- More cuts would add to 2,000 jobs lost since Free's entry
- Union rep: `Savings shouldn't be made at expense of employees'
Investors in Bouygues SA lost 1.63 billion euros ($1.86 billion) in market value on Monday after talks to sell the company’s phone unit to Orange SA ran aground. Workers are worried they’re next.
A sale to Orange, while eliminating Bouygues Telecom, would have included some job-loss protections. Bouygues insisted during the talks that it would protect the interests of its employees as they were parceled out to France’s other telecom players: Orange, Iliad SA’s Free and Numericable-SFR SA. The French state, Orange’s biggest shareholder, also sought to ensure that jobs would be safe.
Now Bouygues Telecom will stay on its own, the company and its workers facing prospects for more of the price wars that have hobbled operators for four years. Bouygues Telecom has eliminated 2,000 positions since 2012, the year Iliad entered the mobile market with discounted offers. Free’s low-prices put pressure on the others to cut follow suit and reduce expenses, a dynamic that will now stay in place.
“We expect a reorganization,” said Azzam Ahdab, a representative for the French Democratic Confederation of Labor union at Bouygues Telecom. “Employees expect to be shaken up until Bouygues finds profitability.”
Orange’s effort to buy Bouygues Telecom and split the assets with two of its rivals to avoid antitrust challenges would potentially have eased the price pressures, leaving carriers with more money for hiring or growth projects. Carriers have argued they can’t sustain investment unless competition eases.
“The failure of the negotiations isn’t good news for employment,” said Alexandre Iatrides, an analyst with Oddo Securities. “In the short term, providers will make new discounts, which should drive prices further down.”
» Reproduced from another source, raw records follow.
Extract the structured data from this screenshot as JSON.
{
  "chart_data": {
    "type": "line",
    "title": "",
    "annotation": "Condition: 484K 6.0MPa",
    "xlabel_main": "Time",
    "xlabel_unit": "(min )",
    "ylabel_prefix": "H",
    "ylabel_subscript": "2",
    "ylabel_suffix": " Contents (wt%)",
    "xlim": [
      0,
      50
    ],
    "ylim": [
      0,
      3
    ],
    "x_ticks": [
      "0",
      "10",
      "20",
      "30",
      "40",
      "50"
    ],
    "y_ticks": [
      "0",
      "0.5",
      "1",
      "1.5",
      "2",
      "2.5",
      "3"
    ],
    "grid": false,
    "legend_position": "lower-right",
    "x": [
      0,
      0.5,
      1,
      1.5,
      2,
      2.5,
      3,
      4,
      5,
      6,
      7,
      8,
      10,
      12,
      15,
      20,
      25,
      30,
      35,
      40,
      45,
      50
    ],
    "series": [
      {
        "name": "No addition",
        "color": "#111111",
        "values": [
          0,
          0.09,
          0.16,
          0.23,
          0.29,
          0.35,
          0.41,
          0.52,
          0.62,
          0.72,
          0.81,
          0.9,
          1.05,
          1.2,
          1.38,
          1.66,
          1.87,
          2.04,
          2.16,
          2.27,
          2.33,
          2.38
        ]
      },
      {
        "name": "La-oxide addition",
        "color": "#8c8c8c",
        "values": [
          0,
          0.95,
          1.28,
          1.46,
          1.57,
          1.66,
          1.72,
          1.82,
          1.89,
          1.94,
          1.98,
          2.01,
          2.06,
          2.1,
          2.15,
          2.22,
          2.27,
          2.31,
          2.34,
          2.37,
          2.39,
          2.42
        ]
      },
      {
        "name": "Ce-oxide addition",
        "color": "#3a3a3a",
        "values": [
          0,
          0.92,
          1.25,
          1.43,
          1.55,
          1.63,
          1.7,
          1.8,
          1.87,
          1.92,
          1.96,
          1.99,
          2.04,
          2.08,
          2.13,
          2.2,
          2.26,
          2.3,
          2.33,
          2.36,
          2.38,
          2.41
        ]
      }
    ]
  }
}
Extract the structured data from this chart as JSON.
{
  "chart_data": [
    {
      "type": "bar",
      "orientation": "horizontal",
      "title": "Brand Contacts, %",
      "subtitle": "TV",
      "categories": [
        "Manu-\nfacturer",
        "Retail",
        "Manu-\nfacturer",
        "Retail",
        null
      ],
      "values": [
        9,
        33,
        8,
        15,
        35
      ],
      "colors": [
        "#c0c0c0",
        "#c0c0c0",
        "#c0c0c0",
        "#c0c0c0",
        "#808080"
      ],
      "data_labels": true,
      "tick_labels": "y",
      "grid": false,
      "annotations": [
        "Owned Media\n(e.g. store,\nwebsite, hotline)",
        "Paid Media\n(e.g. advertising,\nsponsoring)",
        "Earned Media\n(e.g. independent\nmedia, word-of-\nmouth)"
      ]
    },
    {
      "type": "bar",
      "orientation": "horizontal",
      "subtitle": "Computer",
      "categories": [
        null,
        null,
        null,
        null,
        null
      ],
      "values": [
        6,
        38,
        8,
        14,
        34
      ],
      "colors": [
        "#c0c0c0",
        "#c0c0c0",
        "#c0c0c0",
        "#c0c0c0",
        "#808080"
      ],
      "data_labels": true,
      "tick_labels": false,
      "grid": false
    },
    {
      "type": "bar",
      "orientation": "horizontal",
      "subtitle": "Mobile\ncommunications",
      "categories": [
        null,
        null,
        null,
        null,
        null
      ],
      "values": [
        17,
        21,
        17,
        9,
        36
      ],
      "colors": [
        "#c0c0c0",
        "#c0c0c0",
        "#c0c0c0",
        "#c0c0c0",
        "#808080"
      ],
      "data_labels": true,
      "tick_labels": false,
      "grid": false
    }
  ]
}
Bouygues Telecom, which now has almost 8,000 employees, declined to comment beyond the short statement it released on Friday after talks with Orange ended, which said key sticking points included social guarantees for its employees.
Bouygues already offers a 25-euro ($28) unlimited phone and text plan. Chief Executive Officer Martin Bouygues told Le Figaro that “logically, at some point, prices should even increase again.”
As the deal unraveled last week, Bouygues Telecom reiterated a 2017 margin target of 25 percent for earnings before interest, taxes, depreciation, rising to 35 percent later. Last year, before the plans with Orange were announced, the company said it would seek to save an extra 100 million euros, in addition to the 400 million euros initially planned for the three years ending in 2016, while investing about 750 million euros to take on Iliad.
“These savings shouldn’t be made at the expense of employees,” Ahdab said.
At the Workers’ Force union Bouygues Telecom branch, General Secretary Bernard Allain said there’s not much left to cut at Bouygues Telecom, and he’s confident the company will turn to a focus on delivering better service.
“We already cut out all the fat,” Allain said. “We can’t go further without undermining the business. It would be suicidal for the company.”
In the short term, Bouygues Telecom workers could be better off than if the merger went through and they ended up elsewhere, said Alain Triboult, who heads the telecoms group at the French Confederation of Christian Workers.
“We are more worried on the long term,” Triboult said.